Blaydon 15, Huddersfield 26

The lighter Blaydon pack were up against it in the near arctic conditions and whilst both sides struggled to hang on to the ball at times it was the Crow Trees boys who made the greater number of errors, contributing much to their own downfall.
At 10-19 early in the second period they had the one real opportunity to turn it around but with skipper Keith Laughlin leading the way they battered the Huddersfield line but just failed to make the breakthrough and the chance was gone.
“Obviously we are disappointed” said head coach Matt Thompson ” there were times in the game when we applied pressure in the right arears but didn’t come away with any points”.
Well prompted by 2 bursts into the 22 from James Cooney they started the better but failed with a simple penalty opportunity and typically on the day conceded the first try with a poor clearance kick. The visitors ran it straight back through former Blaydon hooker Fran Entressengle for centre Tom Owen to cross with ease.
When they got back on the front foot a penalty was kicked to the corner and a rolling maul held up on the line leading to a further infringement and a repeat maul from which Laughlin was driven over.
But back came Huddersfield and from a knock-on by a Blaydon back in his own 22, prop forward Adam Blades scored from the resulting scrummage. On 32 minutes they turned down a kickable penalty to opt for a scrum and winger Elliot Knight was in for a 3rd try.
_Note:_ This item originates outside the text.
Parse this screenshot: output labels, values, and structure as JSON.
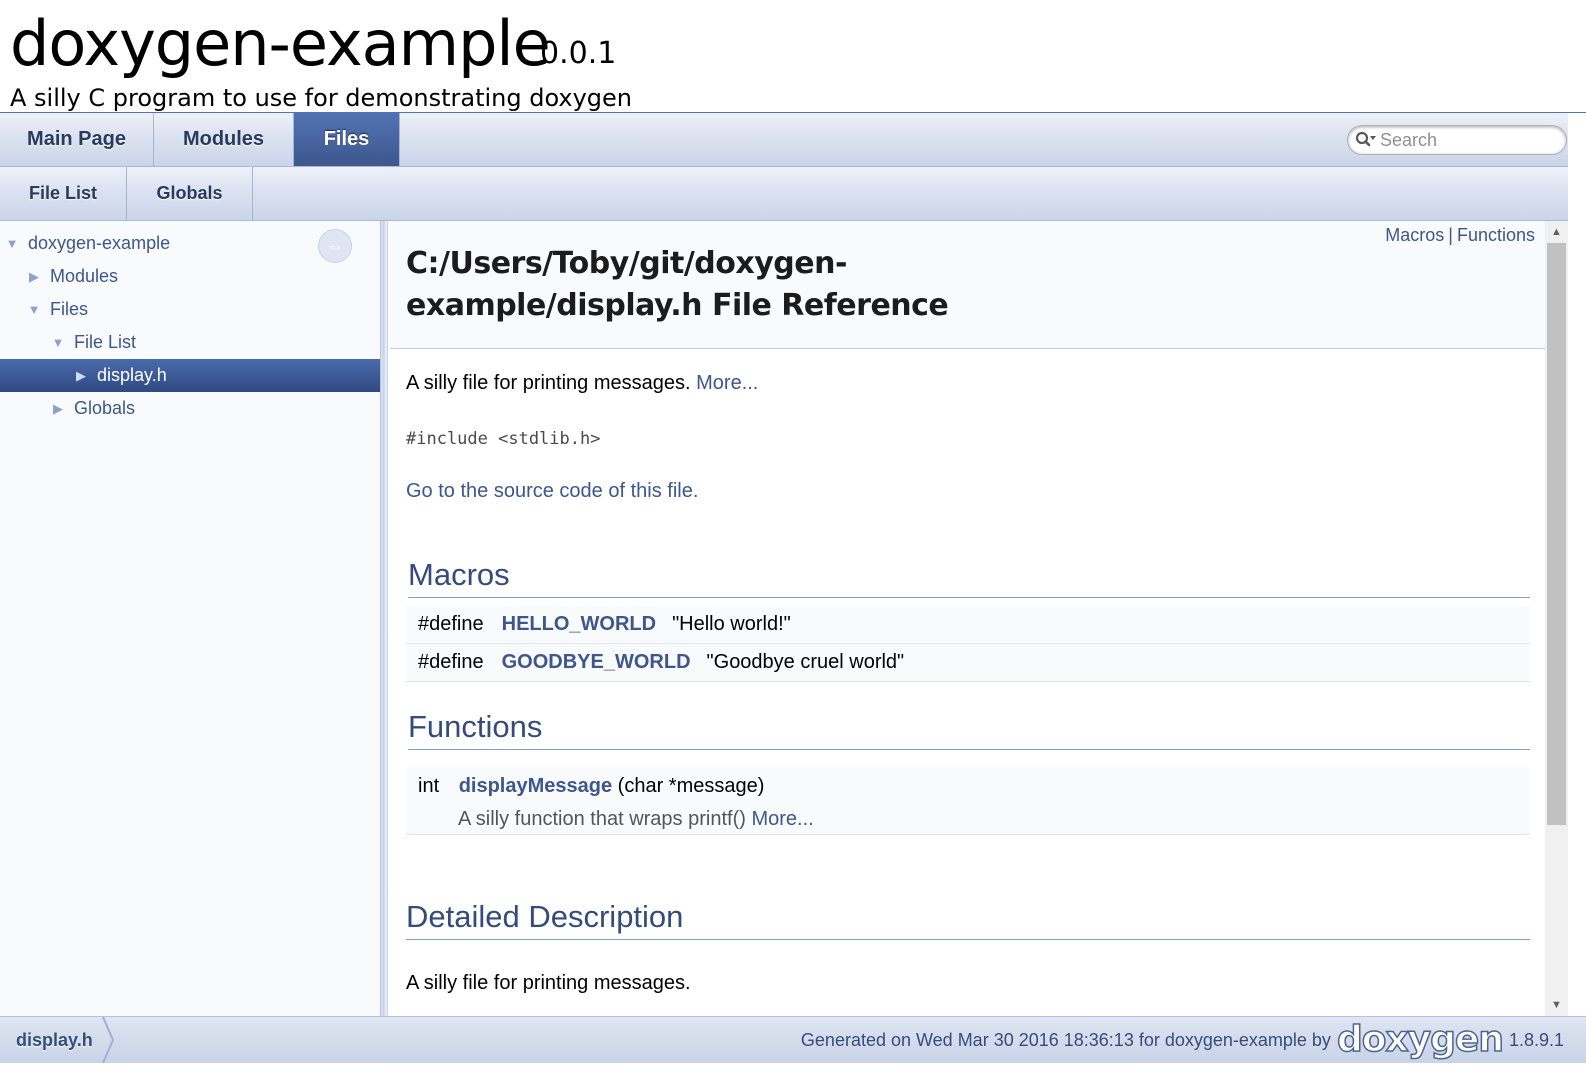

In the final minute of the half Drew Davison set off on a solo run into the visitors 22 and when Huddersfield infringed again Davison was on hand to score from the line-out possession and make it 10-19 at the break.
Laughlin was over the line but held up in Blaydon’s best spell and then stopped just short from the scrum but the effort petered out and Huddersfield went on to secure a bonus point try through lock-forward Austen Thompson.
In the final minute replacement Calum Eastwood went over for a Blaydon consolation score but Huddersfield deserved their 5 points.
“We will have to play better than that to avoid relegation but we are still optimistic and I know the boys are capable” said Thompson, and Blaydon now have 6 games from which to secure their National 2 status, 4 of them at home with the final 3 due to be played on the artificial pitch at Kingston Park, home of the Newcastle falcons, whilst work commences on the installation of a similar AGP surface at Crow Trees.